The direction of the "fall-line" and the magnitude of the acceleration are both determined by the projection of the gravitational pull vector onto the plane. If the plane has a normal vector n, then the projector operator is P( n ) = 1 - nn, where 1 is the identity operator and nn is the outer (tensor) product of the normal vector with itself. The projection of the gravitational pull vector g is simply g' = P( n ).g = (1 - nn) g = g - (n . g) n, where the dot denotes inner (dot) product. Now you only have to choose a suitable orthonormal reference frame (ex, ey, ez), where ei is a unit vector along direction i. In this reference frame:
n = nx ex + ny ey + nz ez
g = gx ex + gy ey + gz ez
The dot product n . g is then:
n . g = nx * gx + ny * gy + nz * gz
A very suitable choice of a reference frame is one where ez is collinear with n. Then nx = 0 and ny = 0 and nz = ||n|| = 1, because normal vectors are of unit length. In this frame n . g is simply gz. The components of the projection of g are then:
g'x = gx
g'y = gy
g'z = 0
The direction of g' in the XY plane can be determined by the fact that for the dot product in orthonormal reference frames a . b = ||a|| ||b|| cos(a, b), where ||a|| denotes the norm (length) of a and cos(a, b) is the cosine of the angle between a and b. If you measure the angle from the X direction, then:
g' . ex = (gx ex + gy ey) . ex = gx = ||g'|| ||ex|| cos(g', ex) = g' cos(g', ex)

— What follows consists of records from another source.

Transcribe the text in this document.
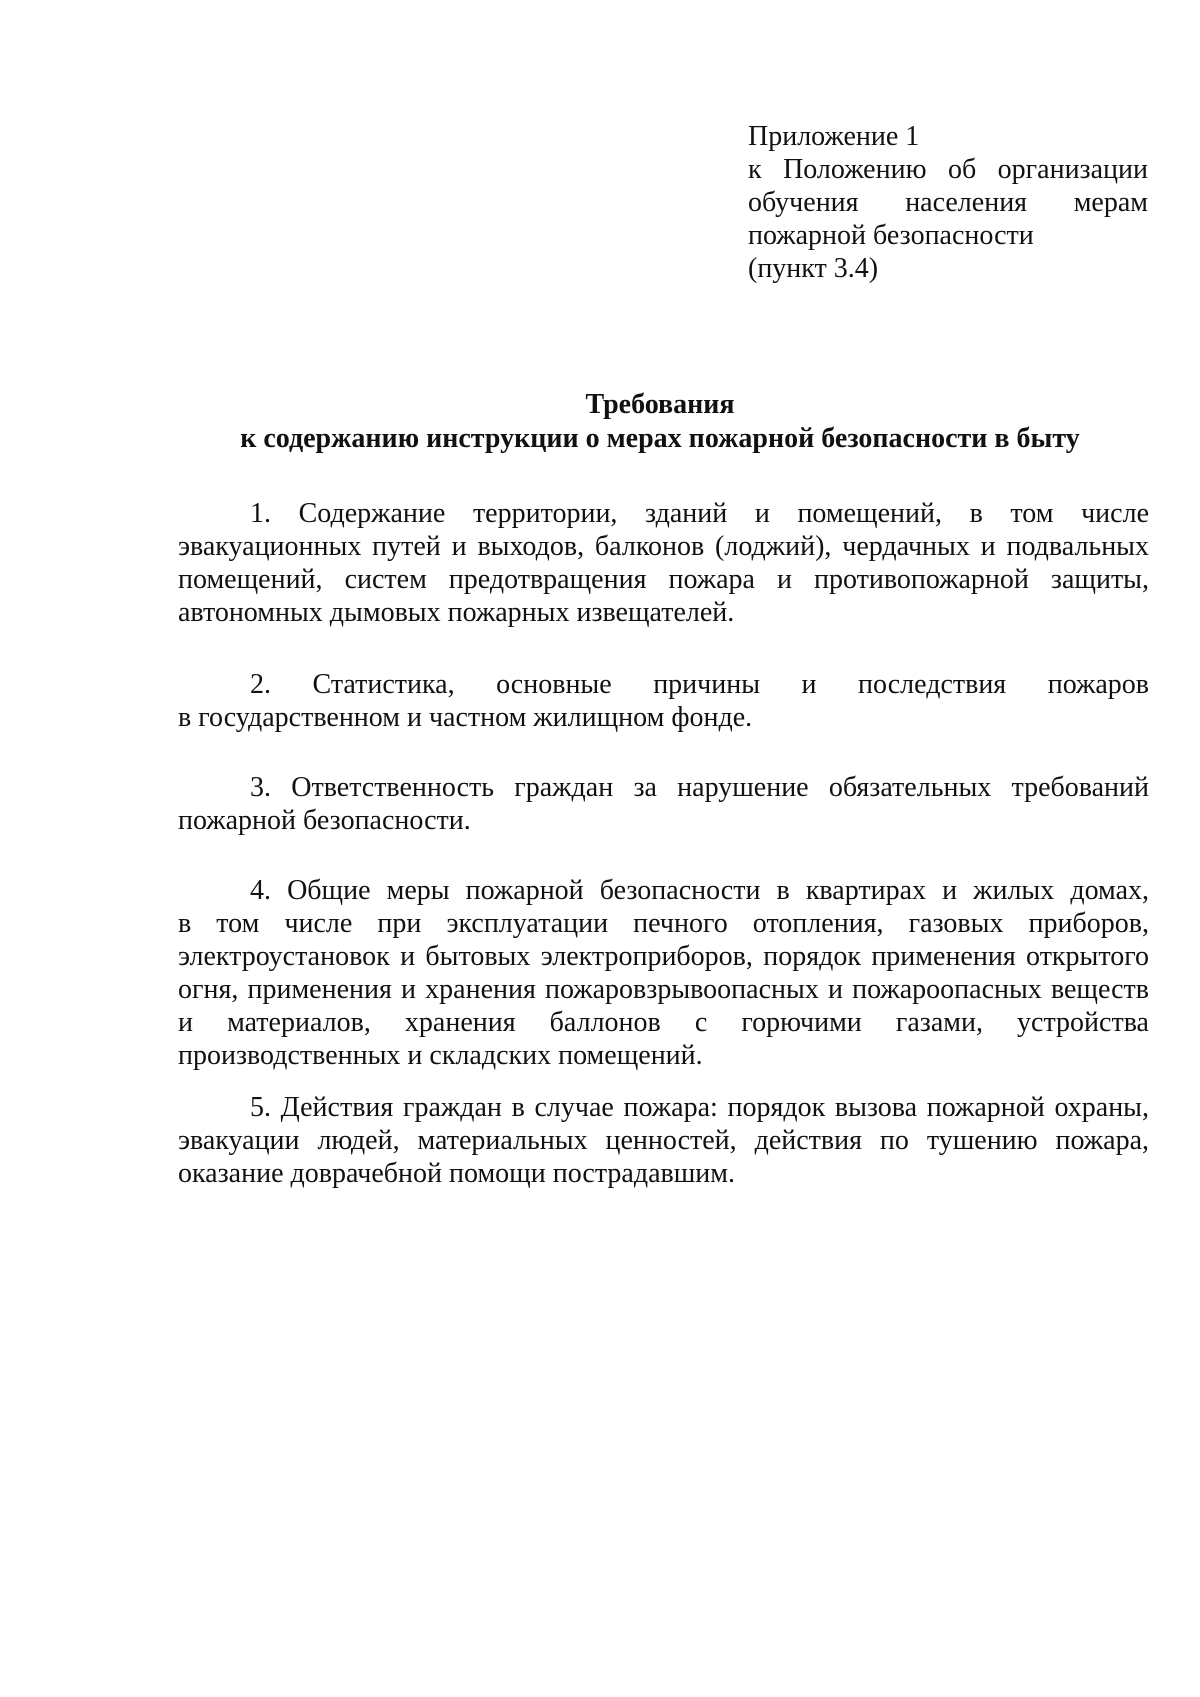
Приложение 1
к Положению об организации
обучения населения мерам
пожарной безопасности
(пункт 3.4)
Требования
к содержанию инструкции о мерах пожарной безопасности в быту
1. Содержание территории, зданий и помещений, в том числе
эвакуационных путей и выходов, балконов (лоджий), чердачных и подвальных
помещений, систем предотвращения пожара и противопожарной защиты,
автономных дымовых пожарных извещателей.
2. Статистика, основные причины и последствия пожаров
в государственном и частном жилищном фонде.
3. Ответственность граждан за нарушение обязательных требований
пожарной безопасности.
4. Общие меры пожарной безопасности в квартирах и жилых домах,
в том числе при эксплуатации печного отопления, газовых приборов,
электроустановок и бытовых электроприборов, порядок применения открытого
огня, применения и хранения пожаровзрывоопасных и пожароопасных веществ
и материалов, хранения баллонов с горючими газами, устройства
производственных и складских помещений.
5. Действия граждан в случае пожара: порядок вызова пожарной охраны,
эвакуации людей, материальных ценностей, действия по тушению пожара,
оказание доврачебной помощи пострадавшим.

where g' = ||g'|| = sqrt(gx^2 + gy^2). The angle is simply arccos(gx/g'), i.e. arc-cosine of the ratio between the X component of the gravity pull vector and the magnitude of its projection onto the XY plane:
angle = arccos[gx / sqrt(gx^2 + gy^2)]
The magnitude of the acceleration is proportional to the magnitude of g', which is (once again):
g' = ||g'|| = sqrt(gx^2 + gy^2)
Now the nice thing is that all accelerometers measure the components of the gravity field in a reference frame that usually have ex aligned with the height (or the width) of the device, the ex aligned with the width (or the height) of the device and ez is perpendicular to the surface of the device, which matches exactly the reference frame, where ez is collinear with the plane normal. If this is not the case with your Arduino device, simply rotate the accelerometer and align it as needed.